In 1853, Nightingale was appointed as superintendent at the Institute for the Care of Sick Gentlewomen in Upper Harley Street, London and held this post until 1854, when she and a staff of 38 volunteer nurses travelled to the British camp in the Crimea war. It was during this time that she began to understand the affect of poor living conditions and sanitation on health; recognising its part in the spread of disease and sickness. This discovery was to shape her later career, and her influence on the sanitary conditions of hospitals radically changed the face of health care in England. It is from her time in the Crimea that most people recognise her name; especially the association with her as 'The Lady with the Lamp' - a nickname which stemmed from a war report in the Times newspaper.

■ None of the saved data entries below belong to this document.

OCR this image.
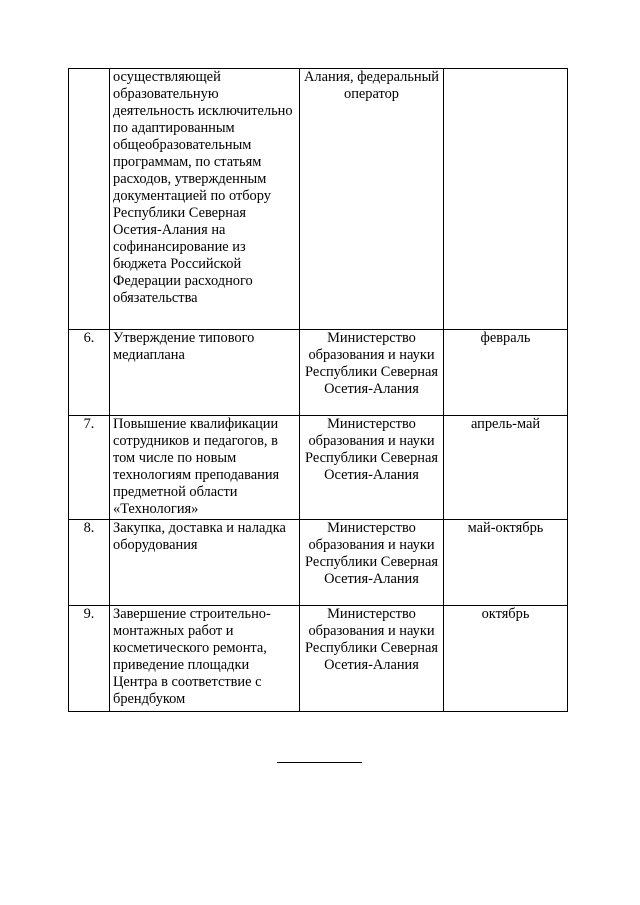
	осуществляющей образовательную деятельность исключительно по адаптированным общеобразовательным программам, по статьям расходов, утвержденным документацией по отбору Республики Северная Осетия-Алания на софинансирование из бюджета Российской Федерации расходного обязательства	Алания, федеральный оператор	
6.	Утверждение типового медиаплана	Министерство образования и науки Республики Северная Осетия-Алания	февраль
7.	Повышение квалификации сотрудников и педагогов, в том числе по новым технологиям преподавания предметной области «Технология»	Министерство образования и науки Республики Северная Осетия-Алания	апрель-май
8.	Закупка, доставка и наладка оборудования	Министерство образования и науки Республики Северная Осетия-Алания	май-октябрь
9.	Завершение строительно-монтажных работ и косметического ремонта, приведение площадки Центра в соответствие с брендбуком	Министерство образования и науки Республики Северная Осетия-Алания	октябрь
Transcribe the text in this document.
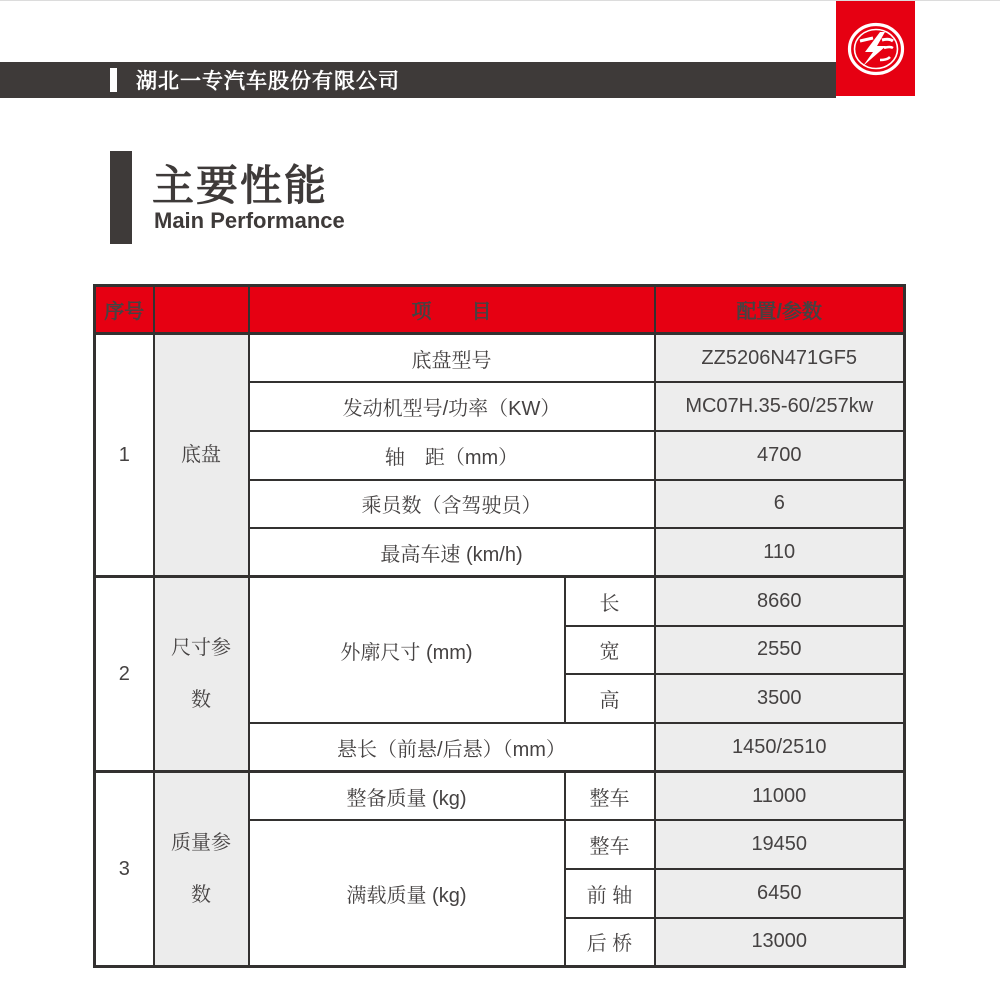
湖北一专汽车股份有限公司
主要性能
Main Performance
序号		项　　目		配置/参数
1	底盘	底盘型号		ZZ5206N471GF5
		发动机型号/功率（KW）		MC07H.35-60/257kw
		轴　距（mm）		4700
		乘员数（含驾驶员）		6
		最高车速 (km/h)		110
2	尺寸参数	外廓尺寸 (mm)	长	8660
			宽	2550
			高	3500
		悬长（前悬/后悬）（mm）		1450/2510
3	质量参数	整备质量 (kg)	整车	11000
		满载质量 (kg)	整车	19450
			前 轴	6450
			后 桥	13000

On 9 July 1860, the Nightingale Training School was opened at St Thomas's Hospital, Westminster. Now named the Florence Nightingale School of Nursing and Midwifery, her establishment continues to train nurses as part of King's College, London. (The grounds of St Thomas' hospital, house a museum  in her memory. To discover more, click here.)

During her lifetime, Nightingale received various awards:

  • 1883 -  awarded the Royal Red Cross by Queen Victoria.

  • 1907 - the first woman to be awarded the Order of Merit

  • 1908 - given the Honorary Freedom of the City of London
and this statue, above the original Boots the Chemist shop, is just one way in which she is commemorated here in Derby.


  1. Ok will you quit being a teacher on these blogs Its half term holiday Miss and I want a laugh PLEASE there must be some funny pics of your boys.
    Seriously that was good I remember doing a project on old florence

  2. The boys would throw a total wobbly if I posted funny pics of them on here - understandably!

    Pleased you enjoyed the post.

  3. Hi,

    Very informative! here in Canada, when a woman is caring we call her "a real Florence Nightingale". I'm from one of those blog hops, probably Jenny Matlock's. Thanks for sharing.


  4. She was my hero when I was growing up. I wanted to be just like her. I read every book I could find about her from the library.